Théophile retint sa frustration du mieux qu'il pût. Le sourire moqueur de sa cliente ne l'aidait pas.
"Ils ont passé Staouali.
-Seulement?
-Vous pourrez convenir que j'ai eu un peu plus de travail que prévu ces derniers temps.
-J'en conviens. Mais cessons là les tergiversations. Je vais vous conter un des épisodes importants de mon histoire, alors je vous veux toute ouïe."
"Comme je vous l'ai spécifié lors de notre dernière rencontre, mon père m'avait cherché jusque Nantes, et il ne revint que tard dans la nuit. Je fus à un moment réveillée par le grincement de la porte, mais ne bougeai point, consciente de son regard vers mon lit. Il soupira de soulagement, avant se refermer le panneau. Je me redressai alors; il s'était inquiété pour moi.
'Elle était épuisée, entendis-je de l'autre côté. J'ignore ce que vous lui avez dit, mais cela l'a secouée.'
Ma mère était présentement en train de reprendre mon père juste devant ma chambre: cette famille virait à la folie!

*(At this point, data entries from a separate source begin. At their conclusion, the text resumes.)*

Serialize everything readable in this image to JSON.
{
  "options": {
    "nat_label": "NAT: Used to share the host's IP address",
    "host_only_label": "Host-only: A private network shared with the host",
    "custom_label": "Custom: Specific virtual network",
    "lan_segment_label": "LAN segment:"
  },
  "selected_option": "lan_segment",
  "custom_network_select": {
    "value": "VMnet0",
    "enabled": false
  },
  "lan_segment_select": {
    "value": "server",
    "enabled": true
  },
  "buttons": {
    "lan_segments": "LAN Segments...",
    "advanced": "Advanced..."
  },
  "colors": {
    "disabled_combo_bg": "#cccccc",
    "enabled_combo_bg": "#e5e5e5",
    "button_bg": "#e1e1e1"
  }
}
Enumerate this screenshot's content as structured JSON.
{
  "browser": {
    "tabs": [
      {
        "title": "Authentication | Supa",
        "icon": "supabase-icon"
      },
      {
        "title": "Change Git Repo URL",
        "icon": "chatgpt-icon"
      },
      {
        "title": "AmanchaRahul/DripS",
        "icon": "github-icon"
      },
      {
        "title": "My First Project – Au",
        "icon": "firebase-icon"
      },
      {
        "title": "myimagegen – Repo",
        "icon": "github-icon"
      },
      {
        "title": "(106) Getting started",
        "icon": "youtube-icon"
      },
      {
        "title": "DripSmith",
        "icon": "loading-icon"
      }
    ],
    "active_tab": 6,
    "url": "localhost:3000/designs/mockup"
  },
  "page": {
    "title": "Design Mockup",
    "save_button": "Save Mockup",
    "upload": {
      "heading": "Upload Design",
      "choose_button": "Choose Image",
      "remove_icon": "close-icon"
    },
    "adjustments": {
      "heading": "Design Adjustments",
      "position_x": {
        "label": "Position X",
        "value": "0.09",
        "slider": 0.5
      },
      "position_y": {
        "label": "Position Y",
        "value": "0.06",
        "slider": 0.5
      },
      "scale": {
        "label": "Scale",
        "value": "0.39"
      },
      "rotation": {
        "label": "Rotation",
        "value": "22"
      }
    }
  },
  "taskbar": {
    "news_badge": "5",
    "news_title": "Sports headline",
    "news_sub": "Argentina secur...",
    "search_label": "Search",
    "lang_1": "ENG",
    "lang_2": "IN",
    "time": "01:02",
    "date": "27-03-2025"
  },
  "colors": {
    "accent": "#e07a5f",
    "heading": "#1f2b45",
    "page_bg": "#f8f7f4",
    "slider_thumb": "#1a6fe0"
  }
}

'Certaines de mes paroles ont peut-être été mal interprétées, se défendit-il. J'aurais dû m'exprimer plus clairement.
-Quand Iris et vous arriverez à faire preuve d'un peu de diplomatie l'un envers l'autre, notre famille sera un havre de paix.'
Je me retins de répliquer quelque chose, outrée. La seule personne avec laquelle je ne me fâchais jamais était Agathe; la seule adulte que je tutoyais aussi.
Le silence se fit à nouveau, et je pus me rendormir en marmonnant, inquiète de la confrontation future avec mon père."
"Le matin suivant, je descendis dans la petite salle à manger avec appréhension. Toute la famille m'attendait, à première vue, et je sentis mon estomac se nouer. J'étais bien la seule ici à aimer les coups d'éclat."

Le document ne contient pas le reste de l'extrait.